Writing is a very personal experience. As an author I have “given birth” to characters. I’ve named them, given them quirks, personalities, and appearances. I have grown with them and come to love them. They play in my head, telling me where their stories should go, often times arguing with me over creative differences. Their story is my creation, brought to life over blood, sweat and tears. It’s only logical that sharing is often times scarier then putting pen to paper (or finger to keyboard).
Yet we often write for an audience. We write in hopes that someone will love our characters as much as we do. Now that I am a mother of a living breathing human being I can see the similarities. I want my son to be liked. And should he ever choose a mate I would want that mate to love him as I do, in her own special way, of course.
Those first few steps in sharing a beloved novel are nerve wracking. Finger nail biting. Cold sweat inducing. Those precious few who are the first to peek at the novel, the first to offer criticism, are often met with resistance. We know our work needs improvement. Doesn’t make it any easier to swallow.

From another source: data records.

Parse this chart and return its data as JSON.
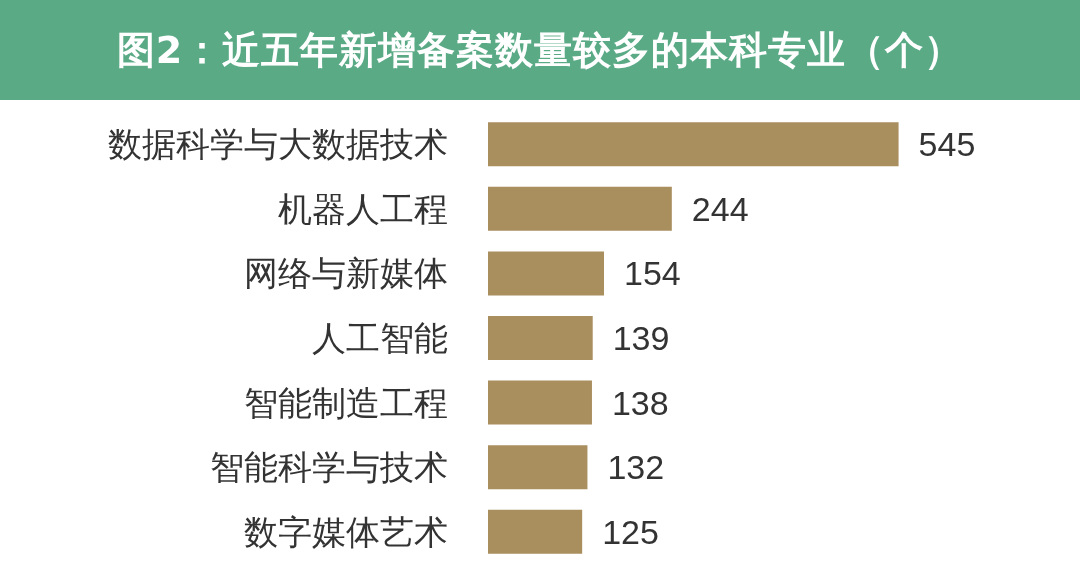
{
  "chart_data": {
    "type": "bar",
    "orientation": "horizontal",
    "title": "图2：近五年新增备案数量较多的本科专业（个）",
    "categories": [
      "数据科学与大数据技术",
      "机器人工程",
      "网络与新媒体",
      "人工智能",
      "智能制造工程",
      "智能科学与技术",
      "数字媒体艺术"
    ],
    "values": [
      545,
      244,
      154,
      139,
      138,
      132,
      125
    ],
    "color": "#a98e5e",
    "data_labels": true
  }
}
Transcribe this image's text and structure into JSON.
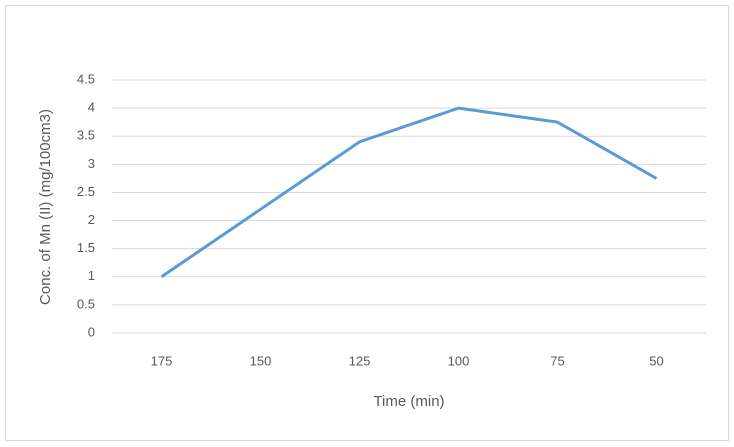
{
  "chart_data": {
    "type": "line",
    "x_label": "Time (min)",
    "y_label": "Conc. of Mn (II) (mg/100cm3)",
    "categories": [
      "175",
      "150",
      "125",
      "100",
      "75",
      "50"
    ],
    "series": [
      {
        "color": "#5b9bd5",
        "values": [
          1,
          2.2,
          3.4,
          4.0,
          3.75,
          2.75
        ]
      }
    ],
    "ylim": [
      0,
      4.5
    ],
    "yticks": [
      0,
      0.5,
      1,
      1.5,
      2,
      2.5,
      3,
      3.5,
      4,
      4.5
    ],
    "grid": true
  }
}
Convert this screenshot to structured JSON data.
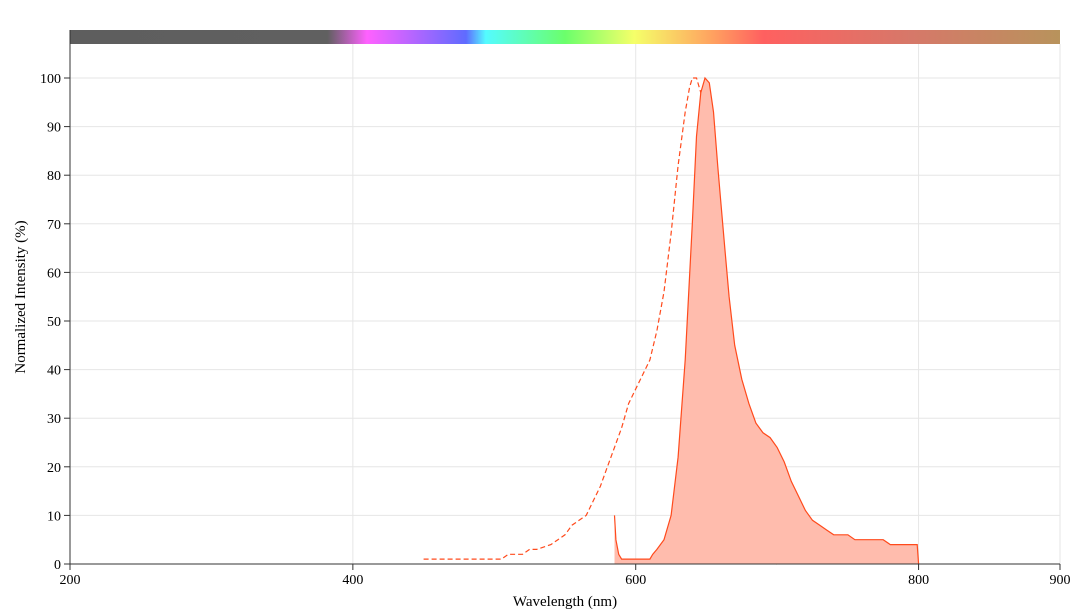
{
  "chart_data": {
    "type": "area",
    "title": "",
    "xlabel": "Wavelength (nm)",
    "ylabel": "Normalized Intensity (%)",
    "xlim": [
      200,
      900
    ],
    "ylim": [
      0,
      100
    ],
    "x_ticks": [
      200,
      400,
      600,
      800,
      900
    ],
    "y_ticks": [
      0,
      10,
      20,
      30,
      40,
      50,
      60,
      70,
      80,
      90,
      100
    ],
    "grid": true,
    "legend": "none",
    "spectrum_bar": true,
    "series": [
      {
        "role": "excitation",
        "style": "dashed-line",
        "color": "#ff4a1c",
        "x": [
          450,
          470,
          490,
          500,
          505,
          510,
          520,
          525,
          530,
          540,
          545,
          550,
          555,
          560,
          565,
          570,
          575,
          580,
          585,
          590,
          595,
          600,
          605,
          610,
          615,
          620,
          625,
          630,
          635,
          638,
          640,
          643,
          646,
          650,
          653,
          656,
          660,
          665,
          670,
          675,
          680,
          685,
          690,
          695,
          700,
          702
        ],
        "y": [
          1,
          1,
          1,
          1,
          1,
          2,
          2,
          3,
          3,
          4,
          5,
          6,
          8,
          9,
          10,
          13,
          16,
          20,
          24,
          28,
          33,
          36,
          39,
          42,
          48,
          56,
          68,
          82,
          93,
          98,
          100,
          100,
          97,
          85,
          65,
          45,
          25,
          12,
          6,
          4,
          2,
          1,
          0.5,
          0.2,
          0,
          0
        ]
      },
      {
        "role": "emission",
        "style": "filled-area",
        "color": "#ff4a1c",
        "fill": "#ffbcad",
        "x": [
          585,
          586,
          588,
          590,
          600,
          610,
          612,
          615,
          620,
          625,
          630,
          635,
          640,
          643,
          646,
          649,
          652,
          655,
          658,
          660,
          663,
          666,
          670,
          675,
          680,
          685,
          690,
          695,
          700,
          705,
          710,
          715,
          720,
          725,
          730,
          735,
          740,
          745,
          750,
          755,
          760,
          765,
          770,
          775,
          780,
          785,
          790,
          795,
          797,
          799,
          800
        ],
        "y": [
          10,
          5,
          2,
          1,
          1,
          1,
          2,
          3,
          5,
          10,
          22,
          42,
          70,
          88,
          97,
          100,
          99,
          93,
          82,
          75,
          65,
          55,
          45,
          38,
          33,
          29,
          27,
          26,
          24,
          21,
          17,
          14,
          11,
          9,
          8,
          7,
          6,
          6,
          6,
          5,
          5,
          5,
          5,
          5,
          4,
          4,
          4,
          4,
          4,
          4,
          0
        ]
      }
    ],
    "spectrum_colors": [
      {
        "stop": 0.0,
        "color": "#5e5e5e"
      },
      {
        "stop": 0.26,
        "color": "#606060"
      },
      {
        "stop": 0.3,
        "color": "#ff61ff"
      },
      {
        "stop": 0.4,
        "color": "#5f6bff"
      },
      {
        "stop": 0.42,
        "color": "#54fbff"
      },
      {
        "stop": 0.5,
        "color": "#6bff6b"
      },
      {
        "stop": 0.57,
        "color": "#f5ff69"
      },
      {
        "stop": 0.65,
        "color": "#ffa060"
      },
      {
        "stop": 0.7,
        "color": "#ff6060"
      },
      {
        "stop": 0.85,
        "color": "#d67869"
      },
      {
        "stop": 1.0,
        "color": "#b8935c"
      }
    ]
  }
}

Even after years and years of edits it’s still scary. Starting this blog was one step out of my comfort zone. I remind myself that as the author of a finished piece of work I AM a WRITER. However just a little bit of criticism leads me to wonder: Am I a BAD writer, or a GOOD writer?
In all truth there will be good and bad in every novel. It’s aesthetics, personal taste. What one person likes another can’t get into. Sometimes bad writing can have an excellent story line. Sometimes good writing can have a lacking storyline. Sometimes all come together in a masterpiece.

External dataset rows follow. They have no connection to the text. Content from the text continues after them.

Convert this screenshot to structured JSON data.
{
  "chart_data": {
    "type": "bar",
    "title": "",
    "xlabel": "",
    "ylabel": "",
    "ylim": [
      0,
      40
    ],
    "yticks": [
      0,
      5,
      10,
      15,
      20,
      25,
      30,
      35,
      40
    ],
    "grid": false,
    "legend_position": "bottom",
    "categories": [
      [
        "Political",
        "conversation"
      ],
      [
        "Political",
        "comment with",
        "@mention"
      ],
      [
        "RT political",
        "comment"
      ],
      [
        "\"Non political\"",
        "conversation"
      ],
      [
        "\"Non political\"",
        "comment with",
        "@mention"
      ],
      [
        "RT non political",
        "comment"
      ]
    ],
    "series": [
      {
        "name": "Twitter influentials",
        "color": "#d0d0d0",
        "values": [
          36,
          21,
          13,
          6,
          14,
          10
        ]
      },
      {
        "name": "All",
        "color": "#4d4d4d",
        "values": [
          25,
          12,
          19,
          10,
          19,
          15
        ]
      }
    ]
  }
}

Currently I am hoping there is more good then bad in my first novel. I am proud of it. As a storyteller I feel I have a lot to say. Perhaps as a writer mom I am not ready to fully let go. For that means having a thick skin. Being open to criticism. Drowning it out in a box of chocolates. And searching for the few or many that have positive things to say.
For someone, somewhere, will like your work. Will like my work. It’s all about finding the right audience at the right time.
More importantly: never give up. My characters deserve the chance to live in someone else’s head for a little while. They’ve grown much to comfortable in mine.